Customer service AI lives or dies on knowledge operations. Ownership, versioning, and content age are things human agents learn to work with inside of their roles. They then follow escalation rules when the systems don't work. Current enterprise RAG research is already moving toward metadata-driven approaches because treating enterprise knowledge as flat chunks is not enough. (Khan et al., 2025). However, current LLMs are often pushed toward producing an answer even when uncertain, because common training and evaluation setups reward “helpful, plausible completions” more than abstention. That’s a core reason hallucinations persist: when the system is unsure, guessing can score better than saying “I don’t know.” (Kalai, Nachum, Vempala, & Zhang, 2025; OpenAI, 2025).
Separately, escalation behavior is not automatic. Unless the product is explicitly designed and trained to abstain, route, or hand off, models tend not to volunteer “I can’t do this, escalate,” and they often underproduce “I don’t know” responses. (Kwon et al., 2025).
Augmentation first, automation second. That's how we think things should be done. Start by making the knowledge base usable for humans, then deploy RAG over the same controlled sources with evidence logging and routine verification. Use it to speed up human response, not replace slow human workers with error prone AI workers that act as a gatekeeper for smaller human teams.

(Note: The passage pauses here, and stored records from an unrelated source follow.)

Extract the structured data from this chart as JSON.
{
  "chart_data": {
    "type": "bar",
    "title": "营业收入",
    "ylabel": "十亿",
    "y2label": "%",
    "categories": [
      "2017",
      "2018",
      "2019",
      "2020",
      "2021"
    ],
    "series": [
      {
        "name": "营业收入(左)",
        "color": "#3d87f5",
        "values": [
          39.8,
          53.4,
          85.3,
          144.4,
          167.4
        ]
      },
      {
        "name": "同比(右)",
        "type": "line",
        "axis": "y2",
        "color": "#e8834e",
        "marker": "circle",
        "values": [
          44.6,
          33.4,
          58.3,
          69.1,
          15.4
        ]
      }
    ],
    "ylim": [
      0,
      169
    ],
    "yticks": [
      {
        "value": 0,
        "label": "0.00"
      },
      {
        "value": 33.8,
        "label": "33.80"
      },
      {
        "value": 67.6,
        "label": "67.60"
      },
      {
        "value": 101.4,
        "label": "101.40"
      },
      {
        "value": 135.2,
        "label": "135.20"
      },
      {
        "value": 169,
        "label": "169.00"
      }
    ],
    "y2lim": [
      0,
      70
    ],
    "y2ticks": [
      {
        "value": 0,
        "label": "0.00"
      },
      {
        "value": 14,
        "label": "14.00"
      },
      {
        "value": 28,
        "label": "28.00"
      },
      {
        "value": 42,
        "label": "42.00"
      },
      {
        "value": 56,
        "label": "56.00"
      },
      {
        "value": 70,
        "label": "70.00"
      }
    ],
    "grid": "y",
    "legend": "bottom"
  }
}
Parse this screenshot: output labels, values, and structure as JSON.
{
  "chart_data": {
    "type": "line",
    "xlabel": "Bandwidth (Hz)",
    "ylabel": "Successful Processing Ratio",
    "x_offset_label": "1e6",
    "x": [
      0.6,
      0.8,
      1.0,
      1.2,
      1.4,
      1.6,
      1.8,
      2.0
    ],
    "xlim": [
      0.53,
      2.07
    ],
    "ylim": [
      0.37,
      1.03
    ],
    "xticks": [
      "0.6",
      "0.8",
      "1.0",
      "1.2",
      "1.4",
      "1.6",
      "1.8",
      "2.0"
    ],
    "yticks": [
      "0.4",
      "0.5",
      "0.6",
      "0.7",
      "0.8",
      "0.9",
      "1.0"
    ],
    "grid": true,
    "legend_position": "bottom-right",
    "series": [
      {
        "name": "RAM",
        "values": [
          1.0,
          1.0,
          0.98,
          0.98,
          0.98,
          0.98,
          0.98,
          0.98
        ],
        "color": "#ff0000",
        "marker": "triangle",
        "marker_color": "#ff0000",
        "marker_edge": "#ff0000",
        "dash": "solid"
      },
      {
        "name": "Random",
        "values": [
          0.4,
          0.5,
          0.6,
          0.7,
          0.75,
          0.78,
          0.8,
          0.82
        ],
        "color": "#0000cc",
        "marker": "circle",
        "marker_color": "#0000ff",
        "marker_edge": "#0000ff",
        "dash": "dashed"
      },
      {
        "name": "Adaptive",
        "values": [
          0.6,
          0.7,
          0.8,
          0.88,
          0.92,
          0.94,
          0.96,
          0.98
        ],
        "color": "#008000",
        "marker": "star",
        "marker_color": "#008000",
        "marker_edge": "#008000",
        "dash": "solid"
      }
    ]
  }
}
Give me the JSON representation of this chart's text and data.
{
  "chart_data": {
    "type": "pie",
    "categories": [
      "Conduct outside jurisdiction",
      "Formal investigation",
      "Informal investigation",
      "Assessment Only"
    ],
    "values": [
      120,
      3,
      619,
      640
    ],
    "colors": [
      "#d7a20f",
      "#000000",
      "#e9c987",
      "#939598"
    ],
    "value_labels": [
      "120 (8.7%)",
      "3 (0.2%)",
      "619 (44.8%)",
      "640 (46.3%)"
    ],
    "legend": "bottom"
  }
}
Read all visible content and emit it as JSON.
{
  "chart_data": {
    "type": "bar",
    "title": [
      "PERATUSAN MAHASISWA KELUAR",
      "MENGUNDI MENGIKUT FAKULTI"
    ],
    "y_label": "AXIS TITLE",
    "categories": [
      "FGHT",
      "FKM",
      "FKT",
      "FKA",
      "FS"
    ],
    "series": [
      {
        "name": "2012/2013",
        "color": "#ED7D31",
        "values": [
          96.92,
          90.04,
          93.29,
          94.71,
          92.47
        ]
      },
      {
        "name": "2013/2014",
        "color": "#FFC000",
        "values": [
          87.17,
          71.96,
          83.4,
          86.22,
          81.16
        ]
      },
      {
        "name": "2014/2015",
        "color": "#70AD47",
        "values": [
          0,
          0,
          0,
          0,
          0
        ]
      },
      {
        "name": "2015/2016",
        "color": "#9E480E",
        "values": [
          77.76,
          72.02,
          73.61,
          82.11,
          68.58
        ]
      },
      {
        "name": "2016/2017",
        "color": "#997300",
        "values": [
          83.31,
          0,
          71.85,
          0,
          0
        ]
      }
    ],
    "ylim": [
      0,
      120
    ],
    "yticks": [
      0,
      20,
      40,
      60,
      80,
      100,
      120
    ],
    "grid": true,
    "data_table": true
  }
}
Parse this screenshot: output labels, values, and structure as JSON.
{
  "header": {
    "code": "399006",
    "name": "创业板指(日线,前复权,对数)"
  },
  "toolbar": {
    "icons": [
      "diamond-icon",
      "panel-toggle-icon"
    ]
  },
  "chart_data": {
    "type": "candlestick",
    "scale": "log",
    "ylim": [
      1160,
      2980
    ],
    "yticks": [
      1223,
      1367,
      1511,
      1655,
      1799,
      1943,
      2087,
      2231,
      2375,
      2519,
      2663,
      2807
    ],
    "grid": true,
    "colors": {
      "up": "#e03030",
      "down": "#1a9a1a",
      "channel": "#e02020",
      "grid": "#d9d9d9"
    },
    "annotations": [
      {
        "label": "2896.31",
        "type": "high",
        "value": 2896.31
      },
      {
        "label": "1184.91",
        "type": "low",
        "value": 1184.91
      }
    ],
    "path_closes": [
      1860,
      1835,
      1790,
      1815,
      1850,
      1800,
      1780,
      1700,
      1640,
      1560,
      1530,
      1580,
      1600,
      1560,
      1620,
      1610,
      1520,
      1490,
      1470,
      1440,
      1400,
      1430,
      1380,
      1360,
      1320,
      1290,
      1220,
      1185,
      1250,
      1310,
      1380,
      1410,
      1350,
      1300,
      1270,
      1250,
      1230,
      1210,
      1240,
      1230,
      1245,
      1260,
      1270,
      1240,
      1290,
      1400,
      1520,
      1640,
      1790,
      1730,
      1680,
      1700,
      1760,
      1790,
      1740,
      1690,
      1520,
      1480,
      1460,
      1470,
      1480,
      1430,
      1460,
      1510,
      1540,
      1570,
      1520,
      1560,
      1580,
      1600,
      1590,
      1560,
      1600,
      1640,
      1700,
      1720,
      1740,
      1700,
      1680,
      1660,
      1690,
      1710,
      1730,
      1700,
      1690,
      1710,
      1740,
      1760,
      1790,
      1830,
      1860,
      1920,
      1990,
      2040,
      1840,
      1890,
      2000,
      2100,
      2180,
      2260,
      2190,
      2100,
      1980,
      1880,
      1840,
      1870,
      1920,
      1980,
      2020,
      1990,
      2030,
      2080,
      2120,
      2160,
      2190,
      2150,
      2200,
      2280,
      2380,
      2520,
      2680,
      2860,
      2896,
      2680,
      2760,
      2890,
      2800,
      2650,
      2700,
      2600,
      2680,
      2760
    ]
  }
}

If you cannot prove where an answer came from, and prove that the source supports it, you do not have responsible AI in service. You have a liability that talks well.
Protahi’s responsible AI approach
This is the practical delivery loop we run. No theatrics. No loose language like "principles" without proper human-managed controls and human accountable reporting chains.
- Scope the Consequences
Identify where errors cause harm: safety, legal exposure, cultural harm, financial loss, client impact. Map the blast radius. - Lock down Sources of Truth
Establish what the system is allowed to use as evidence. If sources are not current, consistent, and owned, fix that before adding automation (Guillen-Aguinaga et al., 2025). - Choose an Auditable Architecture
Prefer grounded approaches where outputs can cite and link to controlled sources. Make as many fields machine readable and indexed as possible. RAG is often appropriate, but only when retrieval quality is measured and monitored (Ayala et al., 2024; Mala et al., 2025). - Build Verification into the Workflow
For reports and executive outputs: citation checking is mandatory. For customer service: sampled audits, escalation triggers, and clear human override. NIST’s GenAI profile supports lifecycle risk management tied to measurement and monitoring, not just policy statements (NIST, 2024). - Put Cultural Constraints in the Pipeline
If certain motifs or representations are prohibited or sensitive, enforce that in generation constraints and review gates. Do not rely on "good intentions". Māori concerns around digital misuse of moko and mataora show why (RNZ, 2022). - Run a Pilot with Real Measurement
Track accuracy, deflection quality, complaint types, rework, and escalation rates. Adjust the KB and rules before scaling.